Essar Oil will focus on reducing debt in the ensuing quarters. L.K Gupta, the company’s managing director and CEO told CNBC-TV18 the net debt burden has gone up by about seven percent, QoQ to Rs 15,000 in the September quarter.
Gupta further said that the company had borrowed funds for partly paying sales tax obligation which it had to the Gujarat government and partially will be toward working capital requirement.
He further said going forward the company's EBITDA performance will improve on the back improved efficiencies.
The company has recently reported a net profit of Rs 105 crore for the September quarter as against Rs 166 crore loss, YoY. Net sales of the company grew 62% to Rs 20,963 crore, YoY on improved volumes.
Below is the edited transcript of Gupta's interview with CNBC-TV18.
Q: Can you tell us what led to GRM of around USD 7.9 per barrel? What is your guidance for the remaining part of the fiscal?
A: This second was the first quarter after we have completed optimization and expansion projects. Optimization was completed in June four months ahead of schedule. This is the first quarter where our capacity and complexity got fully reflected. We produced almost 5.07 million tonne of throughput in this quarter reflecting 20 million tonne capacity. The use of ultra heavy crude has gone up almost 4 times.
In this quarter it was 64 percent versus 15 percent in the corresponding quarter. Despite that we produce 82 percent middle and light distillates in our product slate as against 72 percent. So, a combination of all this reflected in higher margins. Also, domestic sales in this quarter were almost 70 percent versus 55-56 percent in the corresponding quarter.
Q: Your coal-based power plant at Vadinar has become operational, how much more do you think your GRMs could improve by the end of FY13?

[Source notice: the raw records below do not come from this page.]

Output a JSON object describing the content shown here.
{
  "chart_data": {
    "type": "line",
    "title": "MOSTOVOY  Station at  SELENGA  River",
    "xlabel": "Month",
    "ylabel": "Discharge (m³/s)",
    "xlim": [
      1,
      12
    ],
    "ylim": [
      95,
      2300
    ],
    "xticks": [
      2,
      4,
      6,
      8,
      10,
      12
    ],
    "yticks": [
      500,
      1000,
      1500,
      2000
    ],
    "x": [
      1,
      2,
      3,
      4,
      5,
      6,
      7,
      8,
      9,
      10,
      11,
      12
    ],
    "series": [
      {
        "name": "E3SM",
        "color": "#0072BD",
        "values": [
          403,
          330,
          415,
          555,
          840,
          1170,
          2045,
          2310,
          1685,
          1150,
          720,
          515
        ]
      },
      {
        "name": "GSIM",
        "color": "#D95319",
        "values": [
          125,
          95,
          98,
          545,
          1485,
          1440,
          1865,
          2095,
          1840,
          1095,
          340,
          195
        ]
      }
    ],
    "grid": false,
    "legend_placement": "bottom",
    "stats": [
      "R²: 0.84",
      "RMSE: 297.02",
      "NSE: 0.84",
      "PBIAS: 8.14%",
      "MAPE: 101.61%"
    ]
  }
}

A: The coal based power plant has become fully operational on November 9. This quarter should see the complete reflection of the coal-based power plants. The middle distillates cracks are also at a very healthy level.
Based on the old methodology of International Energy Agency (IEA), our GRMs should be always about USD 7-8, ahead of that. Today the IEA margins are about USD 1-2. So going forward, if one takes USD 1-2 and USD 7-8 over and above it, one can calculate the likely margin.
Q: Could you give us some guidance with regards to what the debt burden would look like at this point in time and what would be the company’s guidance with regards to reducing the debt burden, hence what would the interest cost look like for the second half of the fiscal?
A: The debt burden of the company was about Rs 14,000 crore and in this quarter it has gone up by about Rs 1,000 crore. We have borrowed for paying the sales tax. Rest is all for working capital. Interest is about Rs 700 crore, which includes not only interest on term loans, but working capital and also hedging cost.
We are now 20 million tonne refinery with almost 11.8 complexity and if one considers the margins I talked about, we are going to look ahead for a substantial amount of EBITDA. With that, our total focus is going to be on debt reduction, correcting leverage.
Q: Some analysts expect your EBITDA and FY13 to reach about Rs 3,880 crore, is that too aggressive an estimate or because of the reasons you alluded to your EBITDA figure could get to that ballpark figure for around Rs 3,800 crore or so?
A: In this quarter we had a current price gross refining margin (CPGRM) of about 7.86. With complete reflection of the coal-based power plant in this quarter, so the next quarter is going to be all benefits. We should be very close to that number.